Text in the center: On the Edge of Gone, Corinne Duyvis. Image: Depicts a girl wearing a jacket and a sling bag, on a dilapidated road, facing a city skyline, with spaceships flying up horizontally. Bottom right corner: Xiaolong the pink axolotl with an upside down flower hat at the center of a stamp, with the text "Review by CW, The Quiet Pond" around it
Summary:

January 29, 2035.

That’s the day the comet is scheduled to hit—the big one. Denise and her mother and sister, Iris, have been assigned to a temporary shelter near their hometown of Amsterdam to wait out the blast, but Iris is nowhere to be found, and at the rate Denise’s drug-addicted mother is going, they’ll never reach the shelter in time.

Then a last-minute encounter leads them to something better than a temporary shelter: a generation ship that’s scheduled to leave Earth behind and colonize new worlds after the comet hits. But each passenger must have a practical skill to contribute. Denise is autistic and fears that she’ll never be allowed to stay. Can she obtain a spot before the ship takes flight? What about her mother and sister?

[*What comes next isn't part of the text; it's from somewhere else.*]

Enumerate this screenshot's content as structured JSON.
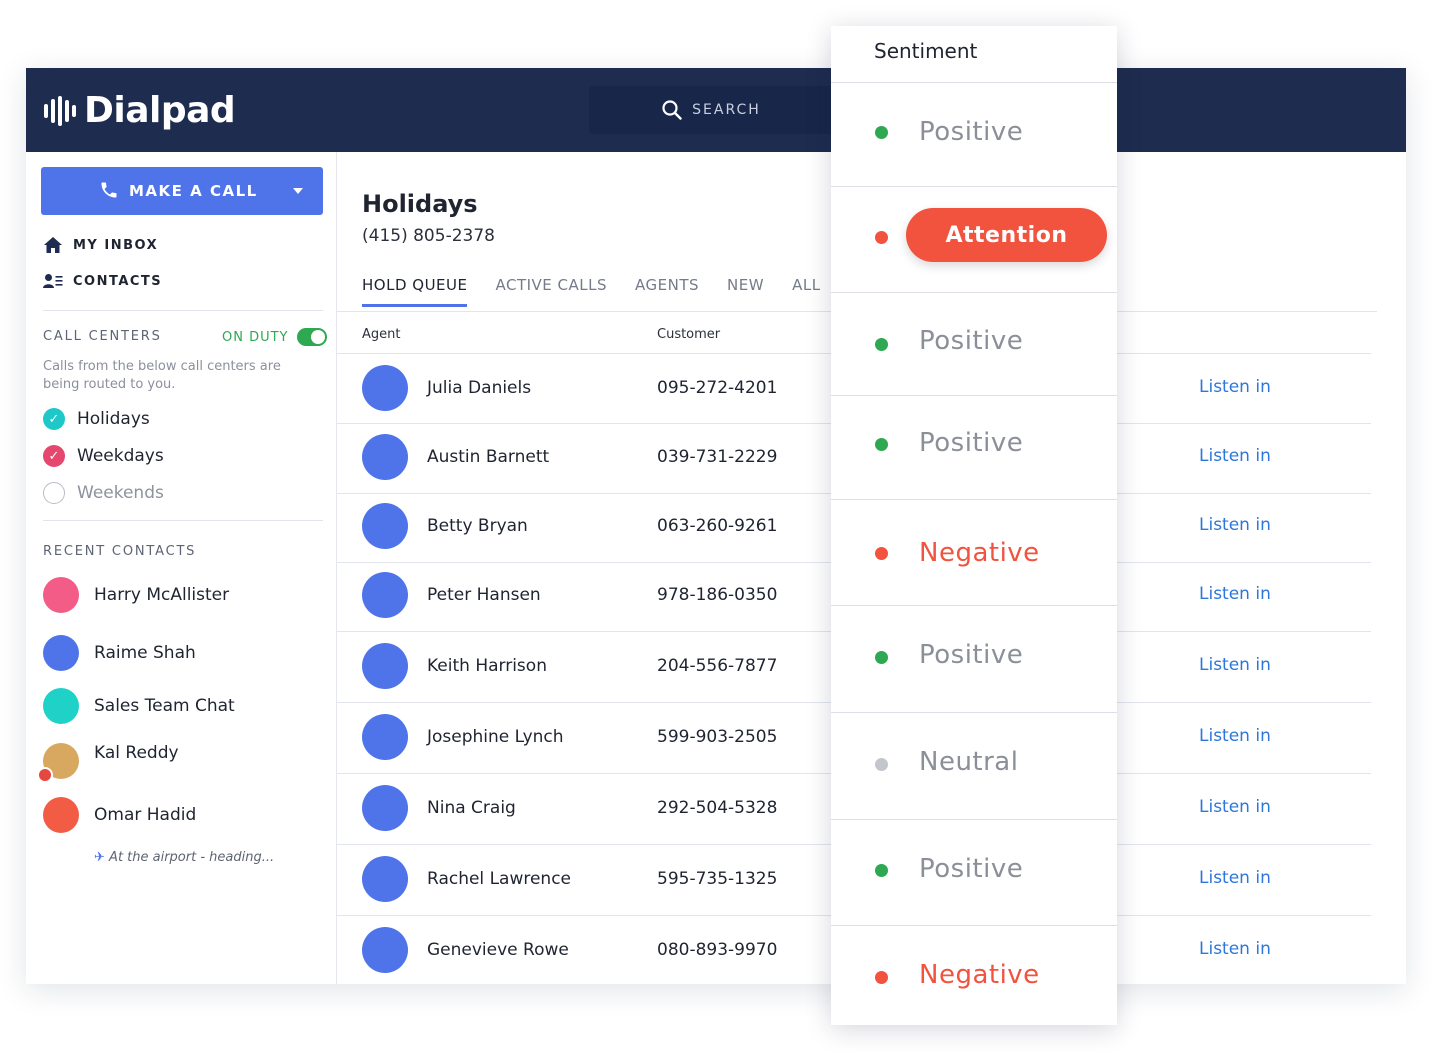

When the future of the human race is at stake, whose lives matter most?

My review:

It is with mixed feelings that I share with you my DNF review of On the Edge of Gone by Corinne Duyvis – a book that I was really looking forward to reading ever since I had heard about it but unfortunately did not gel with my tastes in pacing.

Set in 2035, On the Edge of Gone follows biracial and autistic teen Denise on the day the comet is scheduled to hit the earth. Separated from her sister, stuck with her drug-addicted mother, and, by chance, is given respite in a ship intended to colonise other planets, full of passengers with skills that give them a place on the ship. Denise, who is autistic, fears that she will never secure a place – and thus may face the harsh landscape of a post-apocalyptic earth.